CRUJIR DE ZAPATOS
Sonríe
miserable, sentado frente al gerente. Un tipo, gordo y despreciable que lo
felicita por el favorable almuerzo de negocios mientras se pone de pie y empieza
a caminar por el enorme despacho. Le repite sus ideas como propias, sin darle
ningún crédito.
El,
se agarra con fuerza al borde del enorme escritorio lustrado, puede ver sus dedos
fundirse en las vetas de la madera. Se para. El cuerpo rígido lo obliga a usar
toda su voluntad para caminar derecho. Le ofrece la mano al gordo en señal de
despedida, pero el gerente le palmea la mejilla.
Es
una mascara sonriente por el pasillo. Por dentro la miseria crece, llenándolo
de un odio inútil.
Un
cuchillo de hueso atraviesa su espalda. El día de trabajo invade su cuerpo. Se
acomoda una y otra vez en el confortable asiento de su auto importado. El cuero
susurra quejas ante el roce del traje. La mano, prolija y cuidada, mueve
automáticamente la palanca de cambios. Primera, punto muerto, primera, punto
muerto. Un pájaro preso tras barrotes dorados.
“Estoy
en la vía rápida” -piensa cínicamente.
Afloja
un poco la corbata, tratando de dominar el ahogo que lentamente invade su
garganta. Los rojos faros del auto de adelante, parpadean con cada gota de
lluvia. Aferra el volante hasta que los nudillos se ponen blancos. En el
parabrisas empañado, sus ojos claros enceguecen.
Pasos
lentos, infinitos. El ascensor lo deja en el décimo sexto piso. Entra a su departamento
despacio. Un pasillo en penumbras, silencio y tranquilidad. Cierra la puerta sin
prender las luces y camina hasta el dormitorio. Invadido por miedos absurdos,
percibe el crujir de sus zapatos. Acciona los interruptores que iluminan la
habitación, clara y espaciosa. Se quita la ropa, guardando cada cosa en su
lugar. Una pintura perdida en los dibujos del empapelado.
El
espejo del baño le devuelve la imagen de un hombre de treinta y nueve años, con
cabello corto y rasgos proporcionados. Del muchacho gordo con anteojos, que
nunca elegían para los equipos deportivos, no queda nada. O tal vez si.
Acaricia
su cara, estirando la piel que rodea los ojos. Siente sus yemas tensar las
marcas del cansancio. Muy adentro, donde se guardan las cosas oscuras, vive el
resentimiento. “La mediocridad trae miseria.” –piensa.
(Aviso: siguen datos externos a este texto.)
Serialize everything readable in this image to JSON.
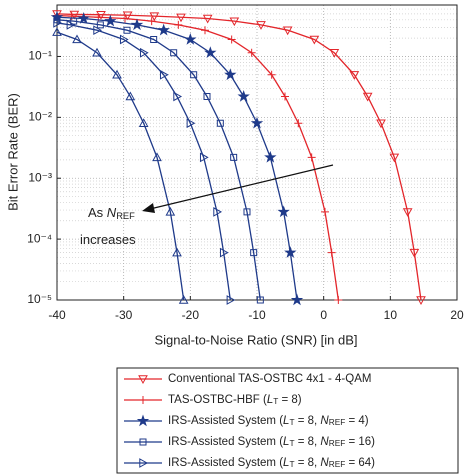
{
  "chart_data": {
    "type": "line",
    "xlabel": "Signal-to-Noise Ratio (SNR) [in dB]",
    "ylabel": "Bit Error Rate (BER)",
    "xlim": [
      -40,
      20
    ],
    "xticks": [
      -40,
      -30,
      -20,
      -10,
      0,
      10,
      20
    ],
    "ylim": [
      1e-05,
      0.7
    ],
    "yticks": [
      {
        "value": 1e-05,
        "label": "10⁻⁵"
      },
      {
        "value": 0.0001,
        "label": "10⁻⁴"
      },
      {
        "value": 0.001,
        "label": "10⁻³"
      },
      {
        "value": 0.01,
        "label": "10⁻²"
      },
      {
        "value": 0.1,
        "label": "10⁻¹"
      }
    ],
    "log_y": true,
    "grid": true,
    "legend": "bottom",
    "annotation": {
      "lines": [
        "As NREF",
        "increases"
      ]
    },
    "series": [
      {
        "name": "Conventional TAS-OSTBC 4x1 - 4-QAM",
        "color": "#e3262b",
        "marker": "triangle-down",
        "x": [
          -40,
          -37.4,
          -33.4,
          -29.4,
          -25.4,
          -21.4,
          -17.4,
          -13.4,
          -9.4,
          -5.4,
          -1.4,
          1.6,
          4.6,
          6.6,
          8.6,
          10.6,
          12.6,
          13.6,
          14.6
        ],
        "values": [
          0.5,
          0.49,
          0.485,
          0.475,
          0.46,
          0.44,
          0.42,
          0.38,
          0.33,
          0.27,
          0.19,
          0.115,
          0.05,
          0.022,
          0.008,
          0.0022,
          0.00028,
          6e-05,
          1e-05
        ]
      },
      {
        "name": "TAS-OSTBC-HBF (LT = 8)",
        "color": "#e3262b",
        "marker": "plus",
        "x": [
          -40,
          -37.8,
          -33.8,
          -29.8,
          -25.8,
          -21.8,
          -17.8,
          -13.8,
          -10.8,
          -7.8,
          -5.8,
          -3.8,
          -1.8,
          0.2,
          1.2,
          2.2
        ],
        "values": [
          0.47,
          0.46,
          0.44,
          0.42,
          0.38,
          0.33,
          0.27,
          0.19,
          0.115,
          0.05,
          0.022,
          0.008,
          0.0022,
          0.00028,
          6e-05,
          1e-05
        ]
      },
      {
        "name": "IRS-Assisted System (LT = 8, NREF = 4)",
        "color": "#1f3a8a",
        "marker": "star",
        "x": [
          -40,
          -36,
          -32,
          -28,
          -24,
          -20,
          -17,
          -14,
          -12,
          -10,
          -8,
          -6,
          -5,
          -4
        ],
        "values": [
          0.44,
          0.42,
          0.38,
          0.33,
          0.27,
          0.19,
          0.115,
          0.05,
          0.022,
          0.008,
          0.0022,
          0.00028,
          6e-05,
          1e-05
        ]
      },
      {
        "name": "IRS-Assisted System (LT = 8, NREF = 16)",
        "color": "#1f3a8a",
        "marker": "square",
        "x": [
          -40,
          -37.5,
          -33.5,
          -29.5,
          -25.5,
          -22.5,
          -19.5,
          -17.5,
          -15.5,
          -13.5,
          -11.5,
          -10.5,
          -9.5
        ],
        "values": [
          0.4,
          0.38,
          0.33,
          0.27,
          0.19,
          0.115,
          0.05,
          0.022,
          0.008,
          0.0022,
          0.00028,
          6e-05,
          1e-05
        ]
      },
      {
        "name": "IRS-Assisted System (LT = 8, NREF = 64)",
        "color": "#1f3a8a",
        "marker": "triangle-right",
        "x": [
          -40,
          -38,
          -34,
          -30,
          -27,
          -24,
          -22,
          -20,
          -18,
          -16,
          -15,
          -14
        ],
        "values": [
          0.355,
          0.33,
          0.27,
          0.19,
          0.115,
          0.05,
          0.022,
          0.008,
          0.0022,
          0.00028,
          6e-05,
          1e-05
        ]
      },
      {
        "color": "#1f3a8a",
        "marker": "triangle-up",
        "x": [
          -40,
          -37,
          -34,
          -31,
          -29,
          -27,
          -25,
          -23,
          -22,
          -21
        ],
        "values": [
          0.25,
          0.19,
          0.115,
          0.05,
          0.022,
          0.008,
          0.0022,
          0.00028,
          6e-05,
          1e-05
        ]
      }
    ]
  }
}
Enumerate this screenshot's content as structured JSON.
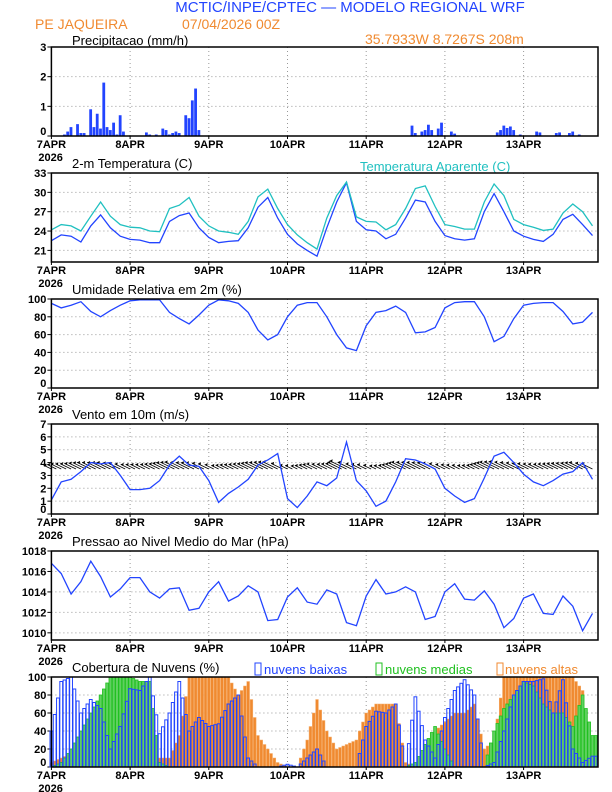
{
  "header": {
    "title": "MCTIC/INPE/CPTEC — MODELO REGIONAL WRF",
    "station": "PE JAQUEIRA",
    "run": "07/04/2026 00Z",
    "location": "35.7933W 8.7267S 208m"
  },
  "colors": {
    "blue": "#2244ff",
    "cyan": "#20c0c0",
    "green": "#20c020",
    "orange": "#f08a30"
  },
  "x_axis": {
    "labels": [
      "7APR",
      "8APR",
      "9APR",
      "10APR",
      "11APR",
      "12APR",
      "13APR"
    ],
    "year": "2026",
    "step_hours": 3
  },
  "chart_data": [
    {
      "id": "precip",
      "type": "bar",
      "title": "Precipitacao (mm/h)",
      "ylim": [
        0,
        3
      ],
      "yticks": [
        0,
        1,
        2,
        3
      ],
      "xlabel": "",
      "ylabel": "",
      "grid": true,
      "hours": [
        4,
        5,
        6,
        8,
        9,
        10,
        12,
        13,
        14,
        15,
        16,
        17,
        18,
        19,
        20,
        21,
        22,
        29,
        30,
        32,
        34,
        35,
        36,
        37,
        38,
        39,
        41,
        42,
        43,
        44,
        45,
        110,
        111,
        113,
        114,
        115,
        116,
        118,
        119,
        122,
        123,
        136,
        137,
        138,
        139,
        140,
        141,
        143,
        148,
        149,
        154,
        155,
        158,
        159,
        161
      ],
      "values": [
        0.05,
        0.15,
        0.3,
        0.4,
        0.1,
        0.1,
        0.9,
        0.3,
        0.75,
        0.25,
        1.8,
        0.3,
        0.2,
        0.45,
        0.05,
        0.7,
        0.15,
        0.12,
        0.05,
        0.05,
        0.25,
        0.2,
        0.05,
        0.1,
        0.15,
        0.1,
        0.7,
        0.6,
        1.2,
        1.6,
        0.2,
        0.35,
        0.1,
        0.15,
        0.2,
        0.38,
        0.2,
        0.25,
        0.45,
        0.15,
        0.08,
        0.12,
        0.2,
        0.35,
        0.27,
        0.32,
        0.2,
        0.05,
        0.15,
        0.12,
        0.1,
        0.12,
        0.1,
        0.15,
        0.05
      ]
    },
    {
      "id": "temp",
      "type": "line",
      "title": "2-m Temperatura (C)",
      "ylim": [
        19.2,
        33
      ],
      "yticks": [
        21,
        24,
        27,
        30,
        33
      ],
      "grid": true,
      "series": [
        {
          "name": "Temperatura 2m",
          "color": "#2244ff",
          "values": [
            22.5,
            23.4,
            23.2,
            22.3,
            24.8,
            26.5,
            24.5,
            23.2,
            22.7,
            22.6,
            22.2,
            22.2,
            25.5,
            26.4,
            26.8,
            24.5,
            23.0,
            22.2,
            22.4,
            22.5,
            24.5,
            27.7,
            29.2,
            26.0,
            23.5,
            22.0,
            21.0,
            20.1,
            24.5,
            28.5,
            31.5,
            25.5,
            24.2,
            24.0,
            22.8,
            23.5,
            26.0,
            28.8,
            28.5,
            25.5,
            23.3,
            22.8,
            22.6,
            22.8,
            27.0,
            29.8,
            27.0,
            24.0,
            23.2,
            22.7,
            22.4,
            23.5,
            25.8,
            26.6,
            25.0,
            23.3
          ]
        },
        {
          "name": "Temperatura Aparente (C)",
          "color": "#20c0c0",
          "values": [
            24.2,
            25.0,
            24.8,
            24.0,
            26.3,
            28.5,
            26.3,
            25.0,
            24.6,
            24.5,
            24.0,
            23.9,
            27.5,
            28.0,
            29.2,
            26.3,
            24.8,
            24.0,
            23.8,
            23.5,
            25.5,
            29.3,
            30.5,
            27.5,
            25.0,
            23.4,
            22.2,
            21.2,
            26.0,
            29.5,
            31.6,
            26.2,
            25.5,
            25.4,
            24.2,
            25.0,
            27.5,
            30.6,
            31.0,
            27.8,
            25.0,
            24.7,
            24.3,
            24.3,
            28.5,
            31.3,
            29.5,
            25.8,
            25.0,
            24.6,
            24.1,
            24.3,
            26.8,
            28.2,
            27.0,
            24.8
          ]
        }
      ]
    },
    {
      "id": "rh",
      "type": "line",
      "title": "Umidade Relativa em 2m (%)",
      "ylim": [
        0,
        100
      ],
      "yticks": [
        0,
        20,
        40,
        60,
        80,
        100
      ],
      "grid": true,
      "series": [
        {
          "name": "Umidade",
          "color": "#2244ff",
          "values": [
            95,
            90,
            93,
            97,
            86,
            80,
            87,
            93,
            98,
            99,
            99,
            99,
            85,
            78,
            72,
            82,
            93,
            99,
            98,
            95,
            85,
            65,
            54,
            60,
            80,
            93,
            96,
            96,
            80,
            60,
            45,
            42,
            70,
            85,
            87,
            92,
            85,
            62,
            63,
            68,
            90,
            96,
            97,
            97,
            80,
            52,
            58,
            78,
            93,
            95,
            96,
            96,
            86,
            72,
            74,
            85
          ]
        }
      ]
    },
    {
      "id": "wind",
      "type": "line",
      "title": "Vento em 10m (m/s)",
      "ylim": [
        0,
        7
      ],
      "yticks": [
        0,
        1,
        2,
        3,
        4,
        5,
        6,
        7
      ],
      "grid": true,
      "vector_base": 3.5,
      "vector_direction_deg": 115,
      "series": [
        {
          "name": "Vento",
          "color": "#2244ff",
          "values": [
            1.1,
            2.5,
            2.7,
            3.3,
            4.0,
            3.9,
            4.0,
            3.0,
            1.9,
            1.9,
            2.0,
            2.6,
            3.8,
            4.5,
            3.8,
            3.7,
            2.6,
            0.9,
            1.6,
            2.1,
            2.7,
            3.8,
            4.2,
            4.7,
            1.2,
            0.5,
            1.4,
            2.5,
            2.2,
            2.8,
            5.6,
            2.6,
            1.8,
            0.6,
            1.0,
            2.5,
            4.3,
            4.2,
            3.9,
            3.5,
            2.0,
            1.4,
            0.9,
            1.2,
            2.8,
            4.5,
            4.8,
            4.0,
            3.1,
            2.5,
            2.2,
            2.6,
            3.1,
            3.3,
            4.0,
            2.7
          ]
        }
      ]
    },
    {
      "id": "pres",
      "type": "line",
      "title": "Pressao ao Nivel Medio do Mar (hPa)",
      "ylim": [
        1009.3,
        1018
      ],
      "yticks": [
        1010,
        1012,
        1014,
        1016,
        1018
      ],
      "grid": true,
      "series": [
        {
          "name": "Pressao",
          "color": "#2244ff",
          "values": [
            1016.8,
            1015.8,
            1013.8,
            1015.0,
            1017.0,
            1015.5,
            1013.5,
            1014.3,
            1015.4,
            1015.4,
            1014.0,
            1013.4,
            1014.3,
            1014.4,
            1012.2,
            1012.4,
            1014.0,
            1015.0,
            1013.1,
            1013.6,
            1014.6,
            1014.0,
            1011.2,
            1011.3,
            1013.5,
            1014.4,
            1013.0,
            1012.8,
            1014.2,
            1013.8,
            1011.0,
            1010.7,
            1013.6,
            1015.2,
            1013.8,
            1014.0,
            1014.5,
            1014.0,
            1011.3,
            1011.6,
            1014.0,
            1014.8,
            1013.3,
            1013.2,
            1014.1,
            1012.8,
            1010.5,
            1011.4,
            1013.4,
            1013.8,
            1011.9,
            1011.8,
            1013.6,
            1012.6,
            1010.2,
            1011.9
          ]
        }
      ]
    },
    {
      "id": "cloud",
      "type": "bar",
      "title": "Cobertura de Nuvens (%)",
      "ylim": [
        0,
        100
      ],
      "yticks": [
        0,
        20,
        40,
        60,
        80,
        100
      ],
      "grid": true,
      "series": [
        {
          "name": "nuvens altas",
          "color": "#f08a30",
          "values": [
            5,
            10,
            15,
            15,
            40,
            75,
            100,
            100,
            100,
            95,
            60,
            10,
            10,
            35,
            100,
            100,
            100,
            100,
            100,
            80,
            95,
            35,
            20,
            5,
            0,
            0,
            30,
            75,
            40,
            20,
            25,
            30,
            60,
            70,
            70,
            70,
            5,
            0,
            25,
            40,
            50,
            60,
            60,
            70,
            20,
            30,
            100,
            100,
            100,
            100,
            100,
            100,
            100,
            100,
            85,
            0
          ]
        },
        {
          "name": "nuvens medias",
          "color": "#20c020",
          "values": [
            0,
            5,
            20,
            40,
            60,
            80,
            100,
            100,
            100,
            95,
            95,
            5,
            0,
            0,
            0,
            0,
            0,
            0,
            0,
            0,
            0,
            0,
            0,
            0,
            0,
            0,
            0,
            0,
            0,
            0,
            0,
            0,
            0,
            0,
            0,
            0,
            0,
            5,
            25,
            45,
            20,
            0,
            0,
            0,
            0,
            40,
            65,
            80,
            95,
            90,
            70,
            60,
            60,
            45,
            80,
            35
          ]
        },
        {
          "name": "nuvens baixas",
          "color": "#2244ff",
          "values": [
            40,
            95,
            100,
            60,
            75,
            65,
            20,
            45,
            87,
            85,
            100,
            37,
            60,
            95,
            40,
            55,
            45,
            48,
            70,
            80,
            10,
            0,
            0,
            0,
            3,
            0,
            10,
            20,
            0,
            0,
            0,
            0,
            45,
            62,
            60,
            70,
            0,
            78,
            30,
            10,
            55,
            85,
            97,
            80,
            0,
            5,
            40,
            80,
            95,
            95,
            98,
            60,
            97,
            20,
            5,
            12
          ]
        }
      ]
    }
  ]
}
Lo decía su padre que
era un mediocre.
La
seda del agua caliente, cae lentamente por su cuerpo. Cierra los ojos para
disfrutar el momento. El pasado corre con el agua y desaparece por la cañería. Lo
sobresalta el recuerdo de Andrea. ¿Dónde estará ahora? Seguramente en alguna de
esas clases a las que asiste tan emocionada. Los sueños de artista de su mujer
le causan gracia y muchas veces la hiere con bromas crueles. Hubiera preferido una
mujer ambiciosa, que lo acompañe en la cruzada de conquistar el mundo. Deja la
ducha con un sabor desagradable en la boca. Fastidiado, busca la notita que
acostumbra dejarle. No está. Le resulta raro, Andrea es muy ordenada, o mejor
dicho, sabe que el no soporta el desorden. Sentado en la enorme cama
matrimonial, marca el número del celular de su mujer. Una voz grabada le informa
que está apagado.
Ella,
distrae oscuros ojos, en algo vano. El living sigue a oscuras. El, camina hasta
la lámpara de pie, al lado de la silla de estilo, donde Andrea acostumbra leer.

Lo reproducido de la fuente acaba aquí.